Facebook Graph: The Page Node

[ facebook-graph  python  automation  etl  wwe  ]

First, let’s make the code blocks a bit friendlier looking: some definitions!

import requests
import json

VERSION = '2.11'  # or newer/whatever
fbg = 'https://graph.facebook.com/'+VERSION+/'

def get(url, access_token):
  if access_token:
    if url.find('?') > 0:
      url = fbg + url + '&access_token=' + access_token
    else:
      url = fbg + url + '?access_token=' + access_token
  return json.loads(requests.get(url).text)

I’ll be assuming you are using a page token throughout the article. This is a decent assumption since:

As of February 5, 2018 all metrics require a page access token of the page of which the insights are being queried.

Since the goal here are the insights, this is pretty relevant.

The Facebook Page Node

The Page Node represents a Facebook Page, e.g., there is a wrestling company called WWE, which has its own Facebook Page @ https://www.facebook.com/wwe. You can hit the Graph API with a Page name (“wwe”), but if you’re managing tens to hundreds of pages, it’s more likely you’ll be using page IDs. For example, the URL “https://www.facebook.com/7175346442” goes to the same webpage. From this, the Page ID should be obvious.

Page Fields

If you’re someone interested in social, engagement, viewership and/or viewership behavioral data as a function of time, then the fields of the Page node by itself might bore you! Most of its fields represent static, owner-defined bits of information: about, affiliation, awards, bio, birthday, category, contact_address, emails.

That said, if you’re scraping around a bunch of local businesses, some of this could be what you’re looking for!

A lot of the the Page Node’s fields are super specific to what type of page it is, e.g., if you have a band, then there a quite a few band-related fields (artists_we_like, band_interests, band_members, booking_agent, bio, hometown, influences, press_contact, record_label). You can imagine creating an app that grabs data on local bands like this. Similarly, a restaurant page has its own string of fields (attire, culinary_team, food_styles, general_manager, payment_options, price_range, public_transit, restaurant_services, restaurant_specialties). This data is useful for an app that helps a user quickly find some food (“I want some Thai at an upscale restaurant that accepts credit and is near public transit, damn it!”)

Other types of Pages include: Film, Vehicle, Person, Company, Team Org, TV Show, and more.

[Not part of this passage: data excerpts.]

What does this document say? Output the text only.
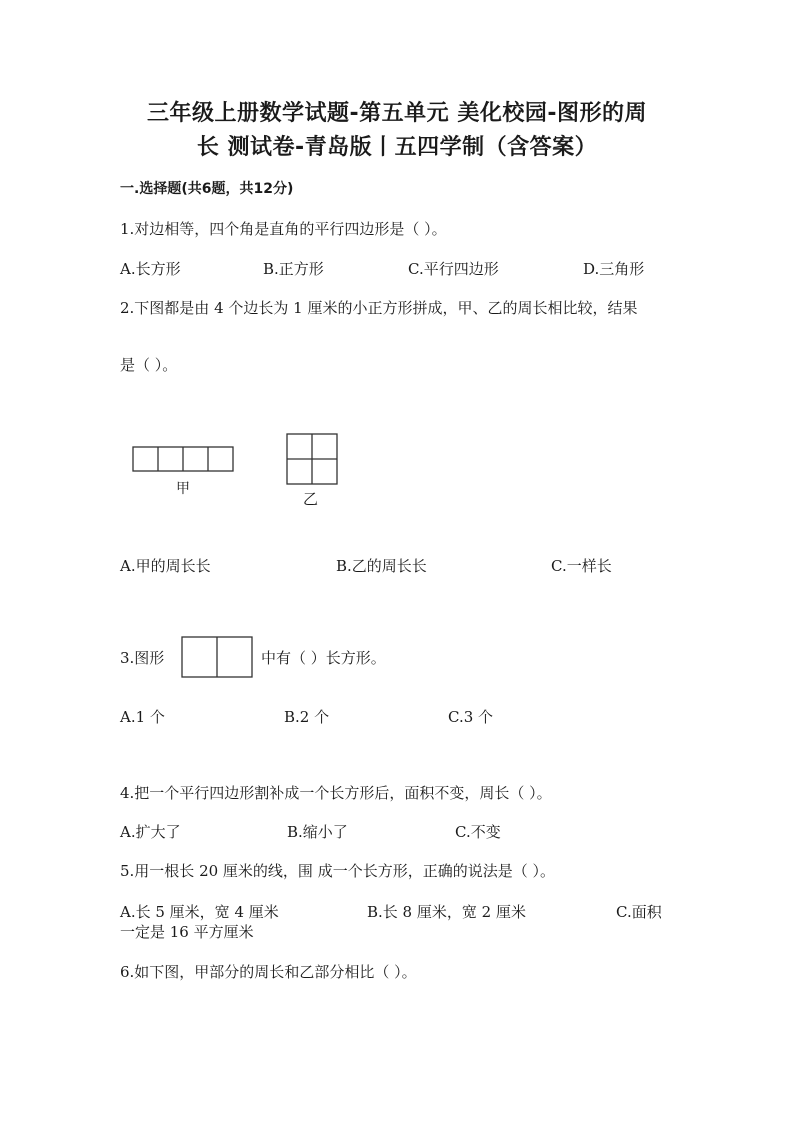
三年级上册数学试题-第五单元 美化校园-图形的周
长 测试卷-青岛版丨五四学制（含答案）
一.选择题(共6题，共12分)
1.对边相等，四个角是直角的平行四边形是（ ）。
A.长方形	B.正方形	C.平行四边形	D.三角形
2.下图都是由 4 个边长为 1 厘米的小正方形拼成，甲、乙的周长相比较，结果
是（ ）。
甲
乙
A.甲的周长长	B.乙的周长长	C.一样长
3.图形	中有（ ）长方形。
A.1 个	B.2 个	C.3 个
4.把一个平行四边形割补成一个长方形后，面积不变，周长（ ）。
A.扩大了	B.缩小了	C.不变
5.用一根长 20 厘米的线，围 成一个长方形，正确的说法是（ ）。
A.长 5 厘米，宽 4 厘米	B.长 8 厘米，宽 2 厘米	C.面积
一定是 16 平方厘米
6.如下图，甲部分的周长和乙部分相比（ ）。
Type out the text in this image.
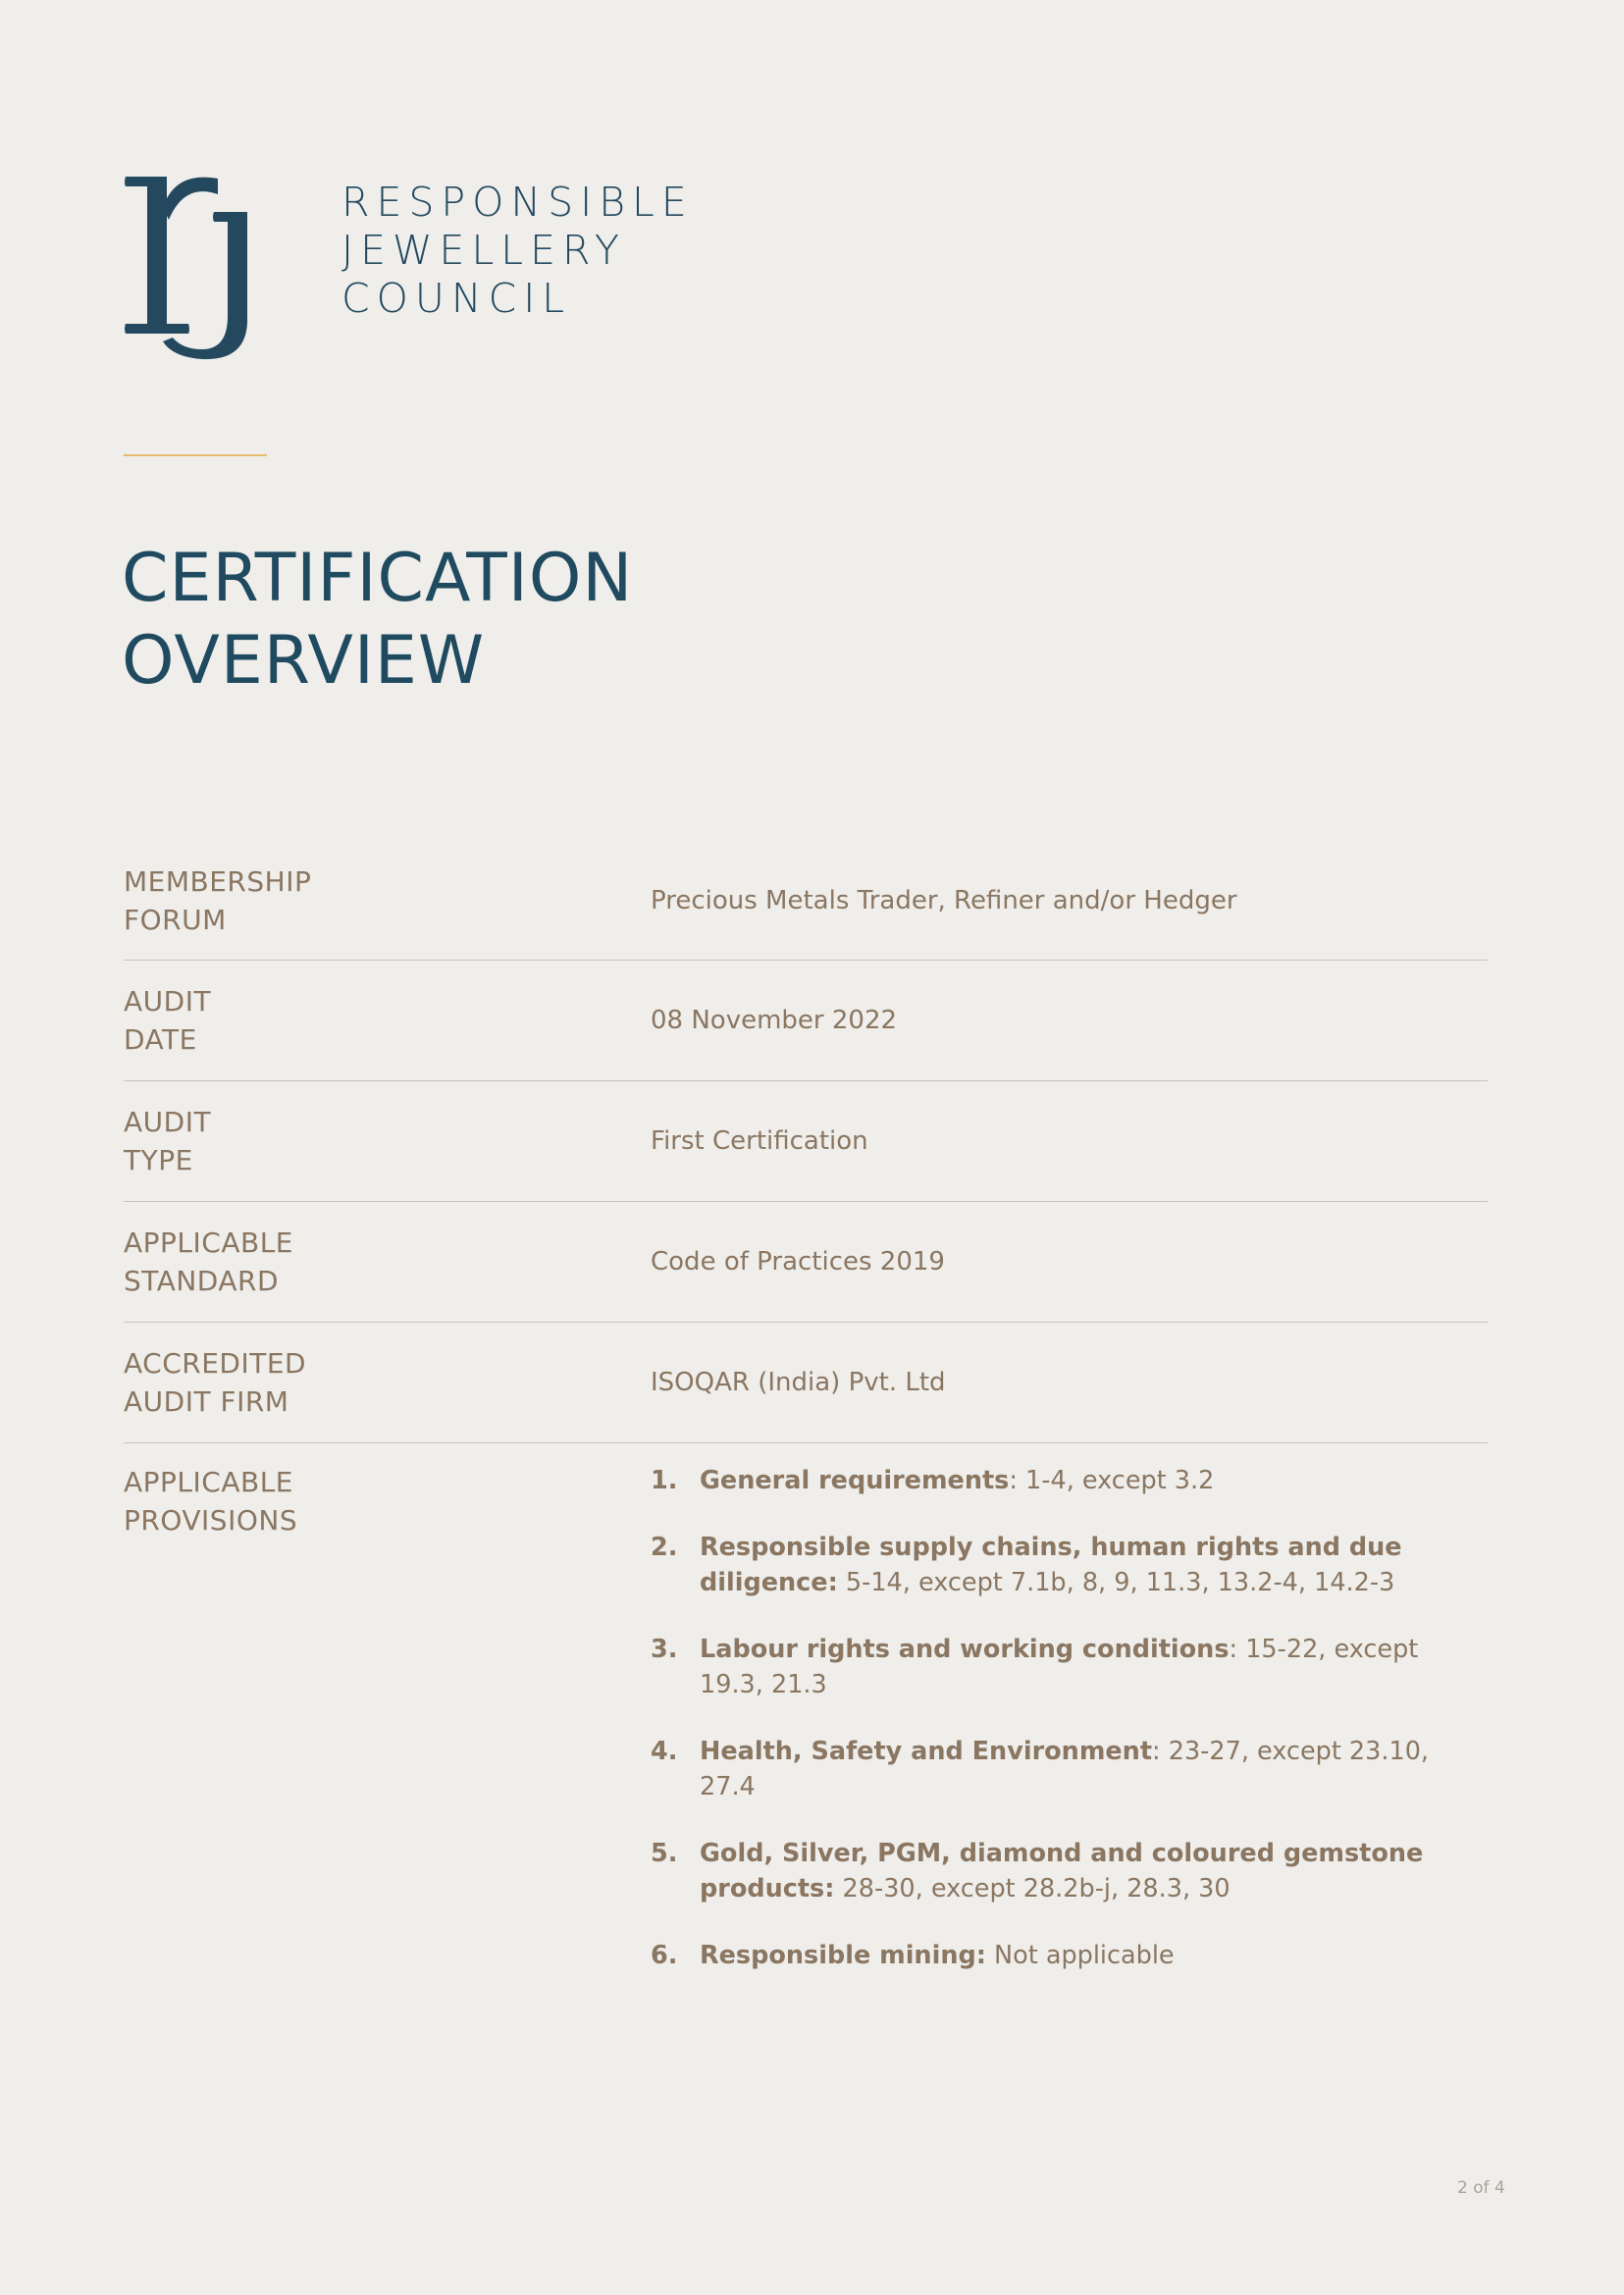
RESPONSIBLE
JEWELLERY
COUNCIL
CERTIFICATION
OVERVIEW
MEMBERSHIP
FORUM
Precious Metals Trader, Refiner and/or Hedger
AUDIT
DATE
08 November 2022
AUDIT
TYPE
First Certification
APPLICABLE
STANDARD
Code of Practices 2019
ACCREDITED
AUDIT FIRM
ISOQAR (India) Pvt. Ltd
APPLICABLE
PROVISIONS
1. General requirements: 1-4, except 3.2
2. Responsible supply chains, human rights and due diligence: 5-14, except 7.1b, 8, 9, 11.3, 13.2-4, 14.2-3
3. Labour rights and working conditions: 15-22, except 19.3, 21.3
4. Health, Safety and Environment: 23-27, except 23.10, 27.4
5. Gold, Silver, PGM, diamond and coloured gemstone products: 28-30, except 28.2b-j, 28.3, 30
6. Responsible mining: Not applicable
2 of 4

Importantly, the Page Node has data about the thing, not things that interact with thing: that’s where Page Insights comes into play! And that’s mostly the type of thing I’m after. But I’ll get to that in another post.

Question to Self: Do I/we care about any of the Page fields to collect on a periodic basis? There are over 100 potential fields listed in the documentation, most of which are either irrelevant to the page category or periodic data collection in general.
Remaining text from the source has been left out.